Automatic Identification of Magnetospheric Regions using Supervised Machine Learning Models
Narges Ahmadi, Robert Ergun, Xiangning Chu, Alex Chasapis, Victoria Wilder
TL;DR
The paper tackles the manual bottleneck of magnetospheric region identification by introducing a hybrid CNN–RF framework that processes ion energy spectrograms and scalar plasma parameters from MMS data. It achieves 99% accuracy at a 3-minute cadence and enables boundary detection, all with a small labeled dataset and low computational demands. The approach advances automated, scalable analysis of space plasma environments and can be adapted to other missions with similar data products.

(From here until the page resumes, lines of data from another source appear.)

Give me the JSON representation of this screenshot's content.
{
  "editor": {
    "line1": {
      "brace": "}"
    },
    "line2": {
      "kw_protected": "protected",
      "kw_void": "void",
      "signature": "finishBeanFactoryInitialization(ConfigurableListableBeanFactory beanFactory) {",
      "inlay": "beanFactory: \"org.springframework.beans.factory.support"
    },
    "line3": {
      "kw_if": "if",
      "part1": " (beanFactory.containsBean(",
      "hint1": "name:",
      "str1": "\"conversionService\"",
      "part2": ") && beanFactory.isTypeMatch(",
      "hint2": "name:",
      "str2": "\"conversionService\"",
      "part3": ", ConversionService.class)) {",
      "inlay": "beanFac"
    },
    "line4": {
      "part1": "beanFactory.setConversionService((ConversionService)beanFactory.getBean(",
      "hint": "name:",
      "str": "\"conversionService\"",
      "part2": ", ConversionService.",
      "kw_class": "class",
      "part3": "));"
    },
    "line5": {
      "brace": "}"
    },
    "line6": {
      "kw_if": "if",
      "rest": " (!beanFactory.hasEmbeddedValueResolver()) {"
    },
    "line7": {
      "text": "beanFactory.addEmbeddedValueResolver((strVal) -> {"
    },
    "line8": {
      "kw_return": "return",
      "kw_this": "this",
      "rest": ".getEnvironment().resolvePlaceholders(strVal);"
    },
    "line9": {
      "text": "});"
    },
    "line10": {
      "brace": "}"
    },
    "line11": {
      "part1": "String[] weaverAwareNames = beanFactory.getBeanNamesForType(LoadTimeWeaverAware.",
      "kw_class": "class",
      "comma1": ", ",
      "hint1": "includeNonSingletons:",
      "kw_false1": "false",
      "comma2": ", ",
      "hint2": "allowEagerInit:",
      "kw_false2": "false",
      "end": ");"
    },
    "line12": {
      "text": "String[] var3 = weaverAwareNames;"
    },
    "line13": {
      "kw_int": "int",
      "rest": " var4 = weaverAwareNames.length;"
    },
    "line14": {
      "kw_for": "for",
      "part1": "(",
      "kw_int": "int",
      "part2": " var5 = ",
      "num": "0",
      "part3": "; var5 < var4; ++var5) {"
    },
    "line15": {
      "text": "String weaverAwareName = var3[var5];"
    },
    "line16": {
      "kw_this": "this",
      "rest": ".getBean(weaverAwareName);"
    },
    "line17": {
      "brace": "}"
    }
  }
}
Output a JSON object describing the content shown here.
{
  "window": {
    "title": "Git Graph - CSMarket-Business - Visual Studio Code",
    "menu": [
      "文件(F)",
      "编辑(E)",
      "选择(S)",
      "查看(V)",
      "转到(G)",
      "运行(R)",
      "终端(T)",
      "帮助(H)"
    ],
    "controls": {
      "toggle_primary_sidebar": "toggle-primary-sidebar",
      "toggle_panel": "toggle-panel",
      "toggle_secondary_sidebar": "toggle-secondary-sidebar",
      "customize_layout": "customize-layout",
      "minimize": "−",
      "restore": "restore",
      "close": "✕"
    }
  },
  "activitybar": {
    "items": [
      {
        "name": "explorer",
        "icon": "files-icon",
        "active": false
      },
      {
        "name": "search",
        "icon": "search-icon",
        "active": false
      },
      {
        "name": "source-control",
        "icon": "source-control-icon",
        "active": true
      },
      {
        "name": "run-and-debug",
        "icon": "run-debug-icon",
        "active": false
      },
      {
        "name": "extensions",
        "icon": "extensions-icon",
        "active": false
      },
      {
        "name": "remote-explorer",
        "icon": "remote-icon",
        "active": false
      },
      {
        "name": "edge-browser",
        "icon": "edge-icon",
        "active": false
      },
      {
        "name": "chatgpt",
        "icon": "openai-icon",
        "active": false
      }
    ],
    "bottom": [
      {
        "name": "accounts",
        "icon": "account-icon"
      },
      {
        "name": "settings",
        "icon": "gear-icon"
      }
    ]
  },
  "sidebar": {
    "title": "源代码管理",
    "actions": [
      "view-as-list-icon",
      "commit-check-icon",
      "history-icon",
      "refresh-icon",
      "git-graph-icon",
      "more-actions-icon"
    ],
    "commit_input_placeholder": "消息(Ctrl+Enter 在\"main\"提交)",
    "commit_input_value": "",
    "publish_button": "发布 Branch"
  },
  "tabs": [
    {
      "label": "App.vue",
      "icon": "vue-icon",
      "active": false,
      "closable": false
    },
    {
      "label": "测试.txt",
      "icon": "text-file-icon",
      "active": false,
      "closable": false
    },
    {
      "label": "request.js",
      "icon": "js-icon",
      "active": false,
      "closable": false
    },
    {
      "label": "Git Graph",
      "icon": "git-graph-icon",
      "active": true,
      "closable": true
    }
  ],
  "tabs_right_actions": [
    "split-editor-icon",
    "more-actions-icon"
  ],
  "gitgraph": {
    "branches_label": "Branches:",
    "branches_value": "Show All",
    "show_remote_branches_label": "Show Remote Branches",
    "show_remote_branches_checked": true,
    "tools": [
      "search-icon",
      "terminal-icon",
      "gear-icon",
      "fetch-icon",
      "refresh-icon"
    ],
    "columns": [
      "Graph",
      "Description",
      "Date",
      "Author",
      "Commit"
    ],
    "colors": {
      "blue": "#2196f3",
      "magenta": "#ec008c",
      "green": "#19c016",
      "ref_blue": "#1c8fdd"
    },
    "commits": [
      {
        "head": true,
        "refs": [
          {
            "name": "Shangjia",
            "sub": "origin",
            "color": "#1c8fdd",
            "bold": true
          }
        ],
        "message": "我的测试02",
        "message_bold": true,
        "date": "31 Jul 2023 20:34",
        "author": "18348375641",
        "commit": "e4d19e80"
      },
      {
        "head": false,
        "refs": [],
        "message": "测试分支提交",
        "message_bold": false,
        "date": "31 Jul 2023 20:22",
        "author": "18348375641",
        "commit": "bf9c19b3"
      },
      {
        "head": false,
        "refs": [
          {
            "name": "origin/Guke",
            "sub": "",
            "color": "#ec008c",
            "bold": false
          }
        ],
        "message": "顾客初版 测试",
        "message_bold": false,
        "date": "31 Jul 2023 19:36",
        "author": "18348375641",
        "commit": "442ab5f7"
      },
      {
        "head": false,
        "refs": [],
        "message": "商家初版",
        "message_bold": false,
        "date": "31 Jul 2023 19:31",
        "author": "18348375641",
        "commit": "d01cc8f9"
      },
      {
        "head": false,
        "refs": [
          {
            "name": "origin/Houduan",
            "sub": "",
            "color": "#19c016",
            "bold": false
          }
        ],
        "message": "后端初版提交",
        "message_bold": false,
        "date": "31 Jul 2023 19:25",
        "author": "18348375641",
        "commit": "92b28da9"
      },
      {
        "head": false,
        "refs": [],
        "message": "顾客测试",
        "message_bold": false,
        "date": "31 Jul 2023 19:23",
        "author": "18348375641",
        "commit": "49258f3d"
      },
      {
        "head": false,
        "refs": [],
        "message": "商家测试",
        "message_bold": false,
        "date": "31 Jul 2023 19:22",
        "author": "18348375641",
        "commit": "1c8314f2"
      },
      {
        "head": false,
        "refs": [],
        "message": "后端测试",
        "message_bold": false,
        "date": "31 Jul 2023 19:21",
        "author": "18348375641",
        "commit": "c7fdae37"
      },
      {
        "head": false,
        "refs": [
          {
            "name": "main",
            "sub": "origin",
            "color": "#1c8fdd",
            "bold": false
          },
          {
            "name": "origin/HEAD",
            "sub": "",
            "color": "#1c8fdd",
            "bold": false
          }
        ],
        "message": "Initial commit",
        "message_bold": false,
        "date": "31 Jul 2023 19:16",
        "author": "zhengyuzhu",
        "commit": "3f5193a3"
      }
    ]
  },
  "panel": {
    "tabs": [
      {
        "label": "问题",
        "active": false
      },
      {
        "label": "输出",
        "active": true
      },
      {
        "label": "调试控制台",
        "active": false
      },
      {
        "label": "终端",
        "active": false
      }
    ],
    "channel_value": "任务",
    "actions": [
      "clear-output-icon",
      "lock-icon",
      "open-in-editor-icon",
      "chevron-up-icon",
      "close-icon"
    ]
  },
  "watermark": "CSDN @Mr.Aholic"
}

This has practical implications for space weather studies and near-real-time data processing.
Abstract
We present an automated approach for identifying magnetospheric regions using supervised machine learning techniques applied to Magnetospheric MultiScale mission data. Our method utilizes ion energy spectra, total magnetic field, total ion temperature, and spacecraft position data to classify five distinct plasma environments: solar wind, magnetosheath, inner magnetosphere, plasma sheet, and lobe regions. The approach combines a convolutional neural network (CNN) for analyzing ion energy spectrogram data with a Random Forest classifier for scalar plasma parameters. The CNN method employs 2D convolution to identify spatial and temporal patterns in the ion energy spectrogram treated as image-like data, while the Random Forest model processes averaged magnetic field, temperature, and position parameters. Our hybrid model achieves 99% accuracy on test dataset with an F1 score of 0.99, providing reliable automated region identification at 3-minute temporal resolution. This lightweight approach requires minimal manual data labeling and can be readily applied to other magnetospheric missions with similar data products.